The Third International Congress of Translational Research in Human Nutrition (ICTRHN) took place in Clermont-Ferrand, France, on June 26 & 27, 2015.


This post is an overview of the final ICTRHN symposium on clinical implications.

(See here and here for the rest of the GMFH coverage of ICTRHN.)

  • Prof. Karine Clément, Institute of Cardiometabolism and Nutrition, France — Microbiota in cardiometabolic diseases

Clément opened by emphasizing how costly cardiometabolic diseases are to society. Turning to the microbiota, she said that research has found bacterial metabolites such as SCFAs, TMA/TMAO, as well as bacterial components (LPS) contribute to these diseases.

She says a rapid increase in gene richness is found after Roux-en-Y gastric bypass (RYGB), with major changes occurring in the microbiota from before surgery to 3 months and 6 months after surgery. Increased enterobacteria are seen both in humans and animal models; the changed bacterial taxa are those associated with improved metabolic phenotype.

Food intake behavior, pH, bile acids, incretins, and transit are all altered after RYGB. Yet not all patients respond the same to RYGB, and some will regain weight in the long run. Clément then covered some of the previously-found associations between cells, bacteria, and cardiometabolic phenotypes, concluding that the patient’s ecosystem matters for cardiometabolic risk.

  • Prof. Brent Polk, University of Southern California, USA — Probiotics and Prebiotics in health and disease: Mechanisms of action and therapeutic implications

Polk says probiotics are a popular topic, but that on the whole we only have pre-clinical data. Many trials are published but we still have little mechanistic understanding. Challenges in probiotic and prebiotic studies include:

– Not all probiotics and prebiotics are created equally

– Bioavailability (survival, location, function) varies

– Biosafety (identifying risk groups)

Research topics include how probiotics and prebiotics regulate intestinal epithelial homeostasis and/or barrier function, how they proliferate, whether and how they migrate, under which conditions the cells survive, how they impact innate and adaptive immunity, and how they affect their microenvironment.

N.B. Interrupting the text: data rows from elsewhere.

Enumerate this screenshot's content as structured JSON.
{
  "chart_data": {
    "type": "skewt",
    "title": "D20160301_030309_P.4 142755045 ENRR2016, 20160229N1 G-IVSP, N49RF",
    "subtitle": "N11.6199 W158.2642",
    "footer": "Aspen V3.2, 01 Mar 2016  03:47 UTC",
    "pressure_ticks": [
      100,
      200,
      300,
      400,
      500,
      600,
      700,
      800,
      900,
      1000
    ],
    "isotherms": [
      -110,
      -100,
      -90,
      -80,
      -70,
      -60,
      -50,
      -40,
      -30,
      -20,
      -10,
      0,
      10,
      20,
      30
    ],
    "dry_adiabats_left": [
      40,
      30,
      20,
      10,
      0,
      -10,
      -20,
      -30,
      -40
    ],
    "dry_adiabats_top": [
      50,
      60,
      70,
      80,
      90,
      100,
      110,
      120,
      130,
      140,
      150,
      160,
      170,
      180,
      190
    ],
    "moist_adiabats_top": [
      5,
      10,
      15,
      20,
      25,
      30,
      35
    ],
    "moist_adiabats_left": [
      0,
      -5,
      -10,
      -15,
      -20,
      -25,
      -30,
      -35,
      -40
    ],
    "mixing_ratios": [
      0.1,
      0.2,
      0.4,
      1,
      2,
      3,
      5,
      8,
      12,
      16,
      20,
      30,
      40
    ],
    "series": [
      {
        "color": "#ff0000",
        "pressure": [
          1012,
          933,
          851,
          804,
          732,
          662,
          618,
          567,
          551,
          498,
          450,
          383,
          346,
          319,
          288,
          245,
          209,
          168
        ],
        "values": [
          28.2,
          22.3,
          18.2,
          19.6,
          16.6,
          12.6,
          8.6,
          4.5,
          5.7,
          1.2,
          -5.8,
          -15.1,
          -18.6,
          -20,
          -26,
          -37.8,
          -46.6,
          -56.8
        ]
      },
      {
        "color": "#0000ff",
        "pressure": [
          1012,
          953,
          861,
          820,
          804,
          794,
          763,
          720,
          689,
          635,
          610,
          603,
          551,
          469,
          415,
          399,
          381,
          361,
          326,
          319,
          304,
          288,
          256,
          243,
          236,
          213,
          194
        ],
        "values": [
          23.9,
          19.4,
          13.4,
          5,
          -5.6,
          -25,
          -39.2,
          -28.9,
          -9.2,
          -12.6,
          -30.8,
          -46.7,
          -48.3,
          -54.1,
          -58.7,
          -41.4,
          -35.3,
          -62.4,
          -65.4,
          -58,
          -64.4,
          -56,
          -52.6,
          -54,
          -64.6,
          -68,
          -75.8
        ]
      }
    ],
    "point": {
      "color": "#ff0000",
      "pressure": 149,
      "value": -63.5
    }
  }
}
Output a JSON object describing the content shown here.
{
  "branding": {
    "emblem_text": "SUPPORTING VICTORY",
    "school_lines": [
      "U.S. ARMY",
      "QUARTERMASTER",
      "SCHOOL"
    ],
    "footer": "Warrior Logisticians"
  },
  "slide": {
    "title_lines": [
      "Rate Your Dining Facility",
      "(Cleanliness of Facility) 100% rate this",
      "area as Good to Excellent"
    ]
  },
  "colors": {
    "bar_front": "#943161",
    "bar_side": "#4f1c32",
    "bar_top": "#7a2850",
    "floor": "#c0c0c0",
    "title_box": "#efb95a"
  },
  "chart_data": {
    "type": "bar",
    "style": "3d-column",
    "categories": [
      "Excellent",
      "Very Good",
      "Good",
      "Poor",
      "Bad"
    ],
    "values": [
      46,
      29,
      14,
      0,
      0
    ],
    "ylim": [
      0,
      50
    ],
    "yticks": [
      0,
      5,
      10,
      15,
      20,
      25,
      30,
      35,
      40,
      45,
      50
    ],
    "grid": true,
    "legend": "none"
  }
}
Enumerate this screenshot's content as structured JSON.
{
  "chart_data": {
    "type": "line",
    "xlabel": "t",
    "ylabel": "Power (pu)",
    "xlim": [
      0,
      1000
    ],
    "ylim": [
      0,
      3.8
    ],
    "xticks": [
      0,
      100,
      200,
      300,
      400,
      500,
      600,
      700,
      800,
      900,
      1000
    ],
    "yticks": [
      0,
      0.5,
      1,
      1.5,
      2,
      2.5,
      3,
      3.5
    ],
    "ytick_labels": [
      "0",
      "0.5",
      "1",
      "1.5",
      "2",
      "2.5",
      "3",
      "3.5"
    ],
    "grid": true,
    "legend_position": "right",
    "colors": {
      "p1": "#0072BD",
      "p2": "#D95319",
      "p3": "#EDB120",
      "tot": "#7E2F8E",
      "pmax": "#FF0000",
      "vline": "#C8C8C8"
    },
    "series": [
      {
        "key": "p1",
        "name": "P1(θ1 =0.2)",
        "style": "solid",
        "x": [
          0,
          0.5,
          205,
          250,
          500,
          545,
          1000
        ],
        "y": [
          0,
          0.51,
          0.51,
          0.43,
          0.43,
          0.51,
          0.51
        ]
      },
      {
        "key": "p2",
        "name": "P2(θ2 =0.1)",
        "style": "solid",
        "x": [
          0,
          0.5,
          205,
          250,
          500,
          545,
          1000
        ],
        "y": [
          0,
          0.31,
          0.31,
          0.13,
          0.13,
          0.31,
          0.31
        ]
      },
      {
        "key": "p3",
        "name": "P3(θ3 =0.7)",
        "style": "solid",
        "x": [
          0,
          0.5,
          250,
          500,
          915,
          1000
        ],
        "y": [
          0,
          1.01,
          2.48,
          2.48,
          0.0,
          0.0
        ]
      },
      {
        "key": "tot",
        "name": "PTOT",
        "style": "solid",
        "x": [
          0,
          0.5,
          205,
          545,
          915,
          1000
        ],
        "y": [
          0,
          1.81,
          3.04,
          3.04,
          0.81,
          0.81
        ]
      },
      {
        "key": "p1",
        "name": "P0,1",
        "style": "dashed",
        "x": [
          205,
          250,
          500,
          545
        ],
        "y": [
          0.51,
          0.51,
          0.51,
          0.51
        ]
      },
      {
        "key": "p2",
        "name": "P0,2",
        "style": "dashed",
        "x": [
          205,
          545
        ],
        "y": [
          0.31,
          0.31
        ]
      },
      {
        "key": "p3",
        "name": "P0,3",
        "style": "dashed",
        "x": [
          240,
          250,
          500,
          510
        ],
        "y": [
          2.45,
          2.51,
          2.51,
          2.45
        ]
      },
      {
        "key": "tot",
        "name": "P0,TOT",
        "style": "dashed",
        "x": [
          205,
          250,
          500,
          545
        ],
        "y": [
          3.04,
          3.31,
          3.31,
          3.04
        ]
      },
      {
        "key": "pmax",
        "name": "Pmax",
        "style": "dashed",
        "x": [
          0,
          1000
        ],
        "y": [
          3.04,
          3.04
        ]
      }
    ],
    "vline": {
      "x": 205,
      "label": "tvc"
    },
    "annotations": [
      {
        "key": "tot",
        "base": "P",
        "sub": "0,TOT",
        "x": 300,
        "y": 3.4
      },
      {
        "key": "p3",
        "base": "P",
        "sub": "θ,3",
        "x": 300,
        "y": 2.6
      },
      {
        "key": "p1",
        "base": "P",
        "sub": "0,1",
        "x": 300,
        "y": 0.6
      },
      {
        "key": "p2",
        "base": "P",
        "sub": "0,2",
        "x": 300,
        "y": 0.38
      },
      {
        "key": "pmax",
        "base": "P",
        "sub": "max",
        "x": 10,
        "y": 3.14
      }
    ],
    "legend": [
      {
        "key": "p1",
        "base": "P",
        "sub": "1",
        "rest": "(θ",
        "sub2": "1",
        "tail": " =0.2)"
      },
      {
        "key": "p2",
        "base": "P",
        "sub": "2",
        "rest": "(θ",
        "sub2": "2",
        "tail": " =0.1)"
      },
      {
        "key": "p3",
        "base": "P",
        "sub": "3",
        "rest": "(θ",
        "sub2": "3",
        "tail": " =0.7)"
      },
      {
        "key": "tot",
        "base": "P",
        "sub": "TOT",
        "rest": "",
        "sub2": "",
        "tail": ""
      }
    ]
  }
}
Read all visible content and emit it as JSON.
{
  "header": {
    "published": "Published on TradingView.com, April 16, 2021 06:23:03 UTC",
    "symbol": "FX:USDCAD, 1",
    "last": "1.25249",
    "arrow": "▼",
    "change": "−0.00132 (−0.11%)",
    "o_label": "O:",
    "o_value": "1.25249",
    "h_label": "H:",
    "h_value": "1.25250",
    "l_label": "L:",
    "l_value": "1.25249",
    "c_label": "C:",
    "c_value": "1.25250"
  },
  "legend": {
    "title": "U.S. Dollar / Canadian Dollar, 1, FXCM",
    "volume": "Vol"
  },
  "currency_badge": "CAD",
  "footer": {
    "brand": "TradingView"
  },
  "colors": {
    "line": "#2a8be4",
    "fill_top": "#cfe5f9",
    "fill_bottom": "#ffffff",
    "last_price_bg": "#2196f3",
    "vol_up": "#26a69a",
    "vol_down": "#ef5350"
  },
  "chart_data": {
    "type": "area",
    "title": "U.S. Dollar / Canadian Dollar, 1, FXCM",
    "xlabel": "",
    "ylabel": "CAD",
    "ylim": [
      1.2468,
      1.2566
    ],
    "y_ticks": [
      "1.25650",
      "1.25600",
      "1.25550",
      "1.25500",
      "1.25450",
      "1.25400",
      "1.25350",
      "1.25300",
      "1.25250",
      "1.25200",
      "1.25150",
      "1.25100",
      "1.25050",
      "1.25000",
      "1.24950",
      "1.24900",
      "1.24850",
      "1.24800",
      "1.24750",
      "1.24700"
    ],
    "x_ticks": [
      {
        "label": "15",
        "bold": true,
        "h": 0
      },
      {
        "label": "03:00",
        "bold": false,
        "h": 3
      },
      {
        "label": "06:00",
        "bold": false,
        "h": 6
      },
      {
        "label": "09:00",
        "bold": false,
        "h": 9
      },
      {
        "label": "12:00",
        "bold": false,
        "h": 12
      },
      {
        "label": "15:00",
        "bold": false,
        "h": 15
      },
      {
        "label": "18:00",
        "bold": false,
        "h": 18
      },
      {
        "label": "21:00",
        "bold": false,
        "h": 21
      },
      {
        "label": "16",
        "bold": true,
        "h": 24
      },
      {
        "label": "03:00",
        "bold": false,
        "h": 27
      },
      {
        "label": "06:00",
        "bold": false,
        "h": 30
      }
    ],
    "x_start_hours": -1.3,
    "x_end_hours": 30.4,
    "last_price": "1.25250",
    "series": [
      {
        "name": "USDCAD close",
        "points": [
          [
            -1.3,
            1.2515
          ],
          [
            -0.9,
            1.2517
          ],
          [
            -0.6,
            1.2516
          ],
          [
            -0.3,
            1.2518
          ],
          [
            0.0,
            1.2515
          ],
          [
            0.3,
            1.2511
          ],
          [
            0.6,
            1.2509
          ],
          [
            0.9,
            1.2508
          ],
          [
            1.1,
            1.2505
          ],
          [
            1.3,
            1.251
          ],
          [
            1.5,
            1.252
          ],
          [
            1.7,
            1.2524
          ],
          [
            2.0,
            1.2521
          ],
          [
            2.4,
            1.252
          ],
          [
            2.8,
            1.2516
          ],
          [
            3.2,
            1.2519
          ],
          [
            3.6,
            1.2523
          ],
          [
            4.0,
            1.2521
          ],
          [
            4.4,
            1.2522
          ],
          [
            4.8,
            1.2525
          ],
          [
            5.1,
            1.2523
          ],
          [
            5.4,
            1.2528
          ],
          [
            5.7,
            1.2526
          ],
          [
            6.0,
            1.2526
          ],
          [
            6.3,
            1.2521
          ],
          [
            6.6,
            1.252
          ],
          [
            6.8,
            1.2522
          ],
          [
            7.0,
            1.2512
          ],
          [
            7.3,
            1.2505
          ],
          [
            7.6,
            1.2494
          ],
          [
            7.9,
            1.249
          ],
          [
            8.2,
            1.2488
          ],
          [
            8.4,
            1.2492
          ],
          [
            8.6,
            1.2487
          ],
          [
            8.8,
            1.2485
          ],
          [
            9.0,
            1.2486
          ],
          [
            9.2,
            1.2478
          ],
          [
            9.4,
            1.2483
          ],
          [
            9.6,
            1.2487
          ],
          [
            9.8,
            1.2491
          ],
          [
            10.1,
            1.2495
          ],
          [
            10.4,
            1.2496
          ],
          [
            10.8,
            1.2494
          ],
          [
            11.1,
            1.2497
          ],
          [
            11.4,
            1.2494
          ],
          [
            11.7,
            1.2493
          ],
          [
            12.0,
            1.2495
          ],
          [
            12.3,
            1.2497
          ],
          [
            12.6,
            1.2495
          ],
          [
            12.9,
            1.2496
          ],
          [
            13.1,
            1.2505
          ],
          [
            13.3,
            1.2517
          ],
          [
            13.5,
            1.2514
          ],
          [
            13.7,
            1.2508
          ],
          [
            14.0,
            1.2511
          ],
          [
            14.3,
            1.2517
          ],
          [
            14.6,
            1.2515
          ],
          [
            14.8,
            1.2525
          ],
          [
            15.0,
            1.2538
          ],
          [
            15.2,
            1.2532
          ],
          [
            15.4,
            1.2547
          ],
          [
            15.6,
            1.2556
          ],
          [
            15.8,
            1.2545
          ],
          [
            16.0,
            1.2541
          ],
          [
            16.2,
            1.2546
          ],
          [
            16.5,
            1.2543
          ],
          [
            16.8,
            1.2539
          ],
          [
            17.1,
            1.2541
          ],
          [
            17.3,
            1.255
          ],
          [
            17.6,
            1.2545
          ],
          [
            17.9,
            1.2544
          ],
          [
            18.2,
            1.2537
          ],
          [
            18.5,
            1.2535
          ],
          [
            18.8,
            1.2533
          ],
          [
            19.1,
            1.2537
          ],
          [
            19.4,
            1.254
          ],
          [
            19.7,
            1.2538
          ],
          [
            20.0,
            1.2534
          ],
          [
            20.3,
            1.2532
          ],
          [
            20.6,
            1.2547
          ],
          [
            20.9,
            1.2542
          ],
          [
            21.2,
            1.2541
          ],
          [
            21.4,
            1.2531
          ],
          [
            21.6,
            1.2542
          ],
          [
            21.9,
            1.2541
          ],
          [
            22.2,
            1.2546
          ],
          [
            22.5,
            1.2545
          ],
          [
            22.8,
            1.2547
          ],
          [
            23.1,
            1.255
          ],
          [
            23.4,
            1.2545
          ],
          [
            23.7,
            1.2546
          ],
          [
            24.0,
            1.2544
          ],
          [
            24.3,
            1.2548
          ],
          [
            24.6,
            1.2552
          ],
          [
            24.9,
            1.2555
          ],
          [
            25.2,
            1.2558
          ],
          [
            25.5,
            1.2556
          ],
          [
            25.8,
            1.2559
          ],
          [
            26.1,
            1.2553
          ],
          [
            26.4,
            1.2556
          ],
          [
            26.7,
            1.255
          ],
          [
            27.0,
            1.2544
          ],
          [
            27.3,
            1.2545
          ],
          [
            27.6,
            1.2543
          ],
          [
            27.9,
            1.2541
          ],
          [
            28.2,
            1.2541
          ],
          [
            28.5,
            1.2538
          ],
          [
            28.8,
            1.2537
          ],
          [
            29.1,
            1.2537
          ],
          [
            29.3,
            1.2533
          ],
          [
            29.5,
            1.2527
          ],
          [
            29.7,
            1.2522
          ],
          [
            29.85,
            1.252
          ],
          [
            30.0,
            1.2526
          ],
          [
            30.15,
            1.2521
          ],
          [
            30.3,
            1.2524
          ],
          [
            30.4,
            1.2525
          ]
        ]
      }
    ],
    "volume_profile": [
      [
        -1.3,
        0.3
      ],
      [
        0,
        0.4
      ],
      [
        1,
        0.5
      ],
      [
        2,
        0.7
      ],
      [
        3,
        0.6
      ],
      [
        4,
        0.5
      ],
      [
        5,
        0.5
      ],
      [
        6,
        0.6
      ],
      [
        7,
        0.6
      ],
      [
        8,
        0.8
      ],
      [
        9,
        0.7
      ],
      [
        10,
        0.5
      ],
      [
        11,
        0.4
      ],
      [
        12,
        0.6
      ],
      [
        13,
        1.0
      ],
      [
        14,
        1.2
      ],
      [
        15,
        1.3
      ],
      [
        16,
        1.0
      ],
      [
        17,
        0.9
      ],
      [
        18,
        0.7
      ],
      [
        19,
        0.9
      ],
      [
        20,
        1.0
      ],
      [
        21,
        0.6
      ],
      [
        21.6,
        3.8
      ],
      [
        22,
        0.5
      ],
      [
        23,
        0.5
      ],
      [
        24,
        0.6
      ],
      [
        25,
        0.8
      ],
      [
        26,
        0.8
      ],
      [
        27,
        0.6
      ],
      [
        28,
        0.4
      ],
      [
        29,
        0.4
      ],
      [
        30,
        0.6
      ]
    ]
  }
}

Polk says barrier function is relevant for acute gastroenteritis, necrotizing enterocolitis, and atopy. He covered mouse studies that showed effects of probiotics on intestinal permeability, with some positive and some negative trials in humans. Certain probiotics may protect against colitis in mouse models.

  • Prof. Bernd Schnabl, University of California San Diego, USA — Microbiota and liver diseases

Schnabl reminded us that excess alcohol consumption leads to steatosis (along with steatohepatitis), then fibrosis, cirrhosis (end stage liver disease) and perhaps liver cancer. Once hepatitis C is controlled, these liver diseases will be the number two reason for liver transplant.

Schnabl says we have long known patients with alcoholic liver disease have small intestinal bacterial overgrowth — both aerobic and anaerobic, and throughout the gut from proximal small intestine to cecum. It is less clear whether this occurs in the colon. Recent data showed that the microbiota profile potentially distinguished more and less severe conditions. Fecal lactobacilli are decreased in this population, and intestinal permeability is increased compared to controls.

Moving on to therapeutic interventions, Schnabl covered the potential of non-absorbable antibiotics, prebiotics, and probiotics to affect liver disease.